The first step is to listen to what your son is telling you. Ask questions. If the answers indicate he doesn't seem to understand a situation he was in, explain it to him. If he doesn't know how to deal with something, help him figure it out. Tell him the rules. (This may be hard for you because you may not ever have had to think consciously about them before.) Tell him if learns the rules he can get other people to stop bothering him without hitting them and getting in trouble.
If your son says another child stinks, it's possible he means that literally, not judgmentally, and is commenting on the phenomenon. Ask him what he means: do they smell like laundry detergent? Like onions? Explain that people sometimes do smell differently, and come up with some reasons why. Ask him if he can think of any. Then say while it's always okay to ask you or his dad for information, in our society it is not polite to comment to other people on other people's smells. If he wants to know why he has to be polite, explain to him that politeness is how we get along with each other without making other people mad, so people are happy to be with each other. (If he persists, explain to him about social rules.)
If he says children are bothering him, find out how. Six-and seven-year olds, even well-meaning, well-behaved ones, do bother each other. They don't yet have the empathy to understand how the other child feels in all but obvious situations (they pretty much know not to hit, or take toys away, but maybe not to refrain from saying, "Ha, ha, I won!").
For some things (maybe another child likes to touch your son's cool bear hat), you may be able offer a suggestion of how to fix the problem, or better, ask him if he can think of a way of fixing it. However, it's also possible that things another child has no control over are bothering your son. Maybe someone stands too close, or laughs too much, or has an unpleasant sounding voice. Tell him that you sympathize, but that children cannot help the way they laugh, or talk, or smell, or look; we are polite and kind to everybody, unless they are deliberately doing mean things to us. Tell him that not everybody is bothered by the same things. It's possible there are things about him that might bother another child, but he would still want that kid to be polite and kind to him, right?
Talk to him about being a good friend. Together, come up with a list of things good friends do. Ask which kids in his class might be good friends.
However, also tell him that we don't have to like everybody, but we are polite and kind to everybody. I told my daughter that there were a couple of her friends' parents that I didn't like, and who didn't like me, but that she would never be able to guess who they were because we are polite and kind to each other. I think this almost blew her mind, BTW, she kept asking who they were, but it really got the concept across.
Finally, if he is asking for help/information (the inappropriate things he says) and you are responding with dismay and disapproval, it would be natural for him to talk back and otherwise act out. Try to listen to him more. If he does things you don't understand, ask him his reasons. (Yes, all children need to be listened to, but whenever your child has a different temperament than you, it is even more important.)

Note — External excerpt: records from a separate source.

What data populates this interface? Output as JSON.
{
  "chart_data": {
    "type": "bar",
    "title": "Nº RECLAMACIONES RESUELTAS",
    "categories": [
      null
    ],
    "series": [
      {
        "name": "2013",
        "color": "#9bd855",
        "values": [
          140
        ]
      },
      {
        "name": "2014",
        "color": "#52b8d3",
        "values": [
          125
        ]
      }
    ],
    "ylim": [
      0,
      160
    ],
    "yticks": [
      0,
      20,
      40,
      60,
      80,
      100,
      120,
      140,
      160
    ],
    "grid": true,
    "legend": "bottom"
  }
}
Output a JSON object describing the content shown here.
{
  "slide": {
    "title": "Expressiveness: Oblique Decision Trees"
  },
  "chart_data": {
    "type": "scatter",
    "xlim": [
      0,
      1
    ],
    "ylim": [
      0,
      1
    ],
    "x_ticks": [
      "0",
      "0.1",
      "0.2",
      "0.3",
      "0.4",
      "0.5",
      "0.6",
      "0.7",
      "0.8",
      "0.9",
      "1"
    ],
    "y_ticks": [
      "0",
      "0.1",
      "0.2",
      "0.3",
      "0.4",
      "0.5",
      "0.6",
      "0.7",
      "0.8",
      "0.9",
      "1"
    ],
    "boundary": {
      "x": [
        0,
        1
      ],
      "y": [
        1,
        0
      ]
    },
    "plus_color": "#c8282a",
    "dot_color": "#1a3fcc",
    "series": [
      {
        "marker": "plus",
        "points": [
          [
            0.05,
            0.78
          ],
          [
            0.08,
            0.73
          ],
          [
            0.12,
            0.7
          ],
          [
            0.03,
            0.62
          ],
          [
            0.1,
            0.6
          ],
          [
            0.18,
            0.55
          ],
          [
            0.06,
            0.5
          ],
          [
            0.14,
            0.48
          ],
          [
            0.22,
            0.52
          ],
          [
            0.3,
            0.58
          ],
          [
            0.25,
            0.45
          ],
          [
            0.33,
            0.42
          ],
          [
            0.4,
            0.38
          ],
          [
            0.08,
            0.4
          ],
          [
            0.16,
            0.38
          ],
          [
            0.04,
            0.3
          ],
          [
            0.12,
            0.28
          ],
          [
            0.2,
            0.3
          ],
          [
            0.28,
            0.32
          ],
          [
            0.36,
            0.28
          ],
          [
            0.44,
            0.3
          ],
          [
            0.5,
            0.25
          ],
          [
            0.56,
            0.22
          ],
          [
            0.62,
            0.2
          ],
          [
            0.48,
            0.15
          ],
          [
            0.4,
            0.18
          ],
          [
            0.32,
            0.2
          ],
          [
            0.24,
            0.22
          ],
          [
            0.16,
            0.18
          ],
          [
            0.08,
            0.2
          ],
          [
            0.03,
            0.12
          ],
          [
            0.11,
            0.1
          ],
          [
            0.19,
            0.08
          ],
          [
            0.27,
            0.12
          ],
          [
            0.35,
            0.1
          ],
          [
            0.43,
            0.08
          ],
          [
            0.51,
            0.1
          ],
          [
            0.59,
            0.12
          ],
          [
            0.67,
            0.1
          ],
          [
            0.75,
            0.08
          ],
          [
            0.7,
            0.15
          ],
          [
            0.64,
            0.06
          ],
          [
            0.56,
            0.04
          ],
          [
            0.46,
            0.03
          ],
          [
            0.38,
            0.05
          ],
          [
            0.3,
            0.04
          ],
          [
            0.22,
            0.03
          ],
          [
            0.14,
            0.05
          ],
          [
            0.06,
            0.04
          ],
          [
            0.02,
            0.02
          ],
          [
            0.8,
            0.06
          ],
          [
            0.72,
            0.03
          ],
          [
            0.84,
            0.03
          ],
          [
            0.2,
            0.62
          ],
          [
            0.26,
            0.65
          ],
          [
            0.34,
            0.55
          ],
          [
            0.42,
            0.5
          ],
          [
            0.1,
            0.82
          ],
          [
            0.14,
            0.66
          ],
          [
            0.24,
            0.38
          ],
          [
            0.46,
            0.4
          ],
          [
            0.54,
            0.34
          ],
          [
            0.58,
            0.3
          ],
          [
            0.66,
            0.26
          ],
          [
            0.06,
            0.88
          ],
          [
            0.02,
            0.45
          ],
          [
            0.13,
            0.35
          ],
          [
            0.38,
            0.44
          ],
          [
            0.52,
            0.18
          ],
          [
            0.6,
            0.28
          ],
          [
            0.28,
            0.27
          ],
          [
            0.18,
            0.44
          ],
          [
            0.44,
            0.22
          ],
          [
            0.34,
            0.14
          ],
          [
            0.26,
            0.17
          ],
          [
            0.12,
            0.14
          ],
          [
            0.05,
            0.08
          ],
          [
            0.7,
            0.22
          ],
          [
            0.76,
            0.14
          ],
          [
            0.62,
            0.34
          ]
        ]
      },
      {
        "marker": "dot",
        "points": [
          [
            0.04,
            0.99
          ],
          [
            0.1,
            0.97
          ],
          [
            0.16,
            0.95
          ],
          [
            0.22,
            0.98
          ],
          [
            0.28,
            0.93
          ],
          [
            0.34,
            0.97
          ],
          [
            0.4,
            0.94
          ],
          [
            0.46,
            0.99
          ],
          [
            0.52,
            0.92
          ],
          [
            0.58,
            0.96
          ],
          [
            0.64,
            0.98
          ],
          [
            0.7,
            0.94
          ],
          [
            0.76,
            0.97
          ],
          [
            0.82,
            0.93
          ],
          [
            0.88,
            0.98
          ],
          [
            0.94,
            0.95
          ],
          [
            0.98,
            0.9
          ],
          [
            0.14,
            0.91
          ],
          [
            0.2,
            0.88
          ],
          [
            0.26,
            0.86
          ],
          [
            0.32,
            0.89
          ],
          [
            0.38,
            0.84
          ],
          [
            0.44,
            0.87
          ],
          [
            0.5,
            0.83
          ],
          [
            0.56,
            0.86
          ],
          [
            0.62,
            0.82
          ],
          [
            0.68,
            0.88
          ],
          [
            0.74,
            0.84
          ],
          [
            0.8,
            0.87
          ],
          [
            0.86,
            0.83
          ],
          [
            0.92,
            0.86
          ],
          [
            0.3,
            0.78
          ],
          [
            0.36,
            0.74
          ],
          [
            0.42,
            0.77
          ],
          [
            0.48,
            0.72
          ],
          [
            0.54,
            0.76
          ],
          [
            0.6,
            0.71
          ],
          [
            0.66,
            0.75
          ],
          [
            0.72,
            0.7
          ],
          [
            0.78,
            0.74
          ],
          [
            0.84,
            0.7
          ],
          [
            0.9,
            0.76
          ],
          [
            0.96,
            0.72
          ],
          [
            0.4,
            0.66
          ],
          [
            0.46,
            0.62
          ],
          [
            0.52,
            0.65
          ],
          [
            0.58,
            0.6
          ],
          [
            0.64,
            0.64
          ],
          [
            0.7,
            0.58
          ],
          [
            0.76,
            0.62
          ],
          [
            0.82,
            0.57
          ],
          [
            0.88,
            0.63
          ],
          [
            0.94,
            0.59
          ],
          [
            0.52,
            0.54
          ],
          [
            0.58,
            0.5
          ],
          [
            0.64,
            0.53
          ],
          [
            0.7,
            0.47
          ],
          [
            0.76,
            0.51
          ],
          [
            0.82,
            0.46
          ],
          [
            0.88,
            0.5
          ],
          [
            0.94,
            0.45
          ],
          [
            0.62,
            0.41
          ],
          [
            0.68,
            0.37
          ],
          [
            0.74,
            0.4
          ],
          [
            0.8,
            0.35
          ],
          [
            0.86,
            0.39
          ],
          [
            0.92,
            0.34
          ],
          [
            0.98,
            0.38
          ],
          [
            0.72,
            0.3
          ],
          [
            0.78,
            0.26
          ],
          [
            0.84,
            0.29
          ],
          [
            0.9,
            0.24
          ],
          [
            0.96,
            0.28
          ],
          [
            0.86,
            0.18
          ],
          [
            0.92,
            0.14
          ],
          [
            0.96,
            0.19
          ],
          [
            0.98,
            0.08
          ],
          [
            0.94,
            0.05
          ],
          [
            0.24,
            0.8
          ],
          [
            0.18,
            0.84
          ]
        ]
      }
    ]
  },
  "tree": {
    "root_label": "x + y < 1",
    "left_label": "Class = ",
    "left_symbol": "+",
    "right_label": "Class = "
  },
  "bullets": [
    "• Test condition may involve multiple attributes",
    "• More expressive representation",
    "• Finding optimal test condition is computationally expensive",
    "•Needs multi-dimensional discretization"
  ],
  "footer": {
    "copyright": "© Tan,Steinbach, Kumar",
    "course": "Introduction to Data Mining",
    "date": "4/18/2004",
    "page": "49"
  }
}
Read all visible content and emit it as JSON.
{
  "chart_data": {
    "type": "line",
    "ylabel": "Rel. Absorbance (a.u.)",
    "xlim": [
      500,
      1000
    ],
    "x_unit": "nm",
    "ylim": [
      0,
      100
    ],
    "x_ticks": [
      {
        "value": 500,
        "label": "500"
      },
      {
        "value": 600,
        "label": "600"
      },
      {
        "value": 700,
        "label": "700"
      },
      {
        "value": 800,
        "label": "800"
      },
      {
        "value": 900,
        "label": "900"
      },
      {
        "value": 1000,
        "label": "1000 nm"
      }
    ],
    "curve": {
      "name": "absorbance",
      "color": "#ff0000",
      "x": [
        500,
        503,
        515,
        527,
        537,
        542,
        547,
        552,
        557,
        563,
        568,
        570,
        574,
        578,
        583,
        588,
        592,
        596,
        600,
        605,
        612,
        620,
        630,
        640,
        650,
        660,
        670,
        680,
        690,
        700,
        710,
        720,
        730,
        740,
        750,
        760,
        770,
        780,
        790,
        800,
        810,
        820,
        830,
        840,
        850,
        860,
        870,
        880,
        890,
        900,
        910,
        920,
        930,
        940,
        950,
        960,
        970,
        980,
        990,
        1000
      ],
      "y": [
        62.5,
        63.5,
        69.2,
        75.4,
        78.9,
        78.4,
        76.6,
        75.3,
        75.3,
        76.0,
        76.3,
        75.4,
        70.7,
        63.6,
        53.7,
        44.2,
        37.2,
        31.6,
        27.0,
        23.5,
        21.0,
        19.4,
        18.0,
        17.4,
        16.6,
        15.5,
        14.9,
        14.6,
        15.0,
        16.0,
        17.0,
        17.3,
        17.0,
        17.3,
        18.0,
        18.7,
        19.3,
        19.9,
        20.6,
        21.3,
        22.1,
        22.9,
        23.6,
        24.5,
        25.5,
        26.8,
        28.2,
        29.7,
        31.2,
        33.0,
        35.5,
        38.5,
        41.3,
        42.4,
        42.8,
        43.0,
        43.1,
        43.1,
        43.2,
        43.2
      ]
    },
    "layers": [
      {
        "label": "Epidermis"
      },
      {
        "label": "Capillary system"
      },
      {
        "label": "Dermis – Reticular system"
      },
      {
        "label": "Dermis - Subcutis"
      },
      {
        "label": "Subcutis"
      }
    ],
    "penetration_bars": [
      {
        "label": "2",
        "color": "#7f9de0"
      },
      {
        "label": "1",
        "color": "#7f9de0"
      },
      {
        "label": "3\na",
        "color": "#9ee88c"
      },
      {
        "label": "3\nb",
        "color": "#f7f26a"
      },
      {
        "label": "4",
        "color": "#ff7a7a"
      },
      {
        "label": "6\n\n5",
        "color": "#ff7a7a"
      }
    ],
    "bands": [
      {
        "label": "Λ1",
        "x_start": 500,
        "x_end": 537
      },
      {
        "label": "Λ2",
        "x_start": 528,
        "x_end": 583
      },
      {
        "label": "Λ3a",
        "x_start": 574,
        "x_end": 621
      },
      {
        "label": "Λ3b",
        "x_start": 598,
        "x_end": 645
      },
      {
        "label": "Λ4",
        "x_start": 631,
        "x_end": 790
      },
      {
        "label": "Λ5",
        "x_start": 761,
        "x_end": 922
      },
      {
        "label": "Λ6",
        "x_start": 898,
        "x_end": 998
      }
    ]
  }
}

Consistency between your husband and your self would be ideal, and I agree with Valkyrie that it is necessary for discipline purposes. See both her and balanced mama on what to do when he does misbehave. However, if he is acting out because he is a bright child not getting the answers he needs, he will be helped enormously by even one parent paying attention and explaining things. I find it dismaying that he seems to be confiding in his teacher ("a few kids in my class stink") when he should be confiding in you. I think, however, that if you start trying to understand what's happening with him, if you become his ally in figuring out how to behave and why others behave as they do, he will start confiding in you again. In fact, he will probably return to the common pattern of behaving well at school and acting out at home; but I think his misbehavior at home should decrease substantially.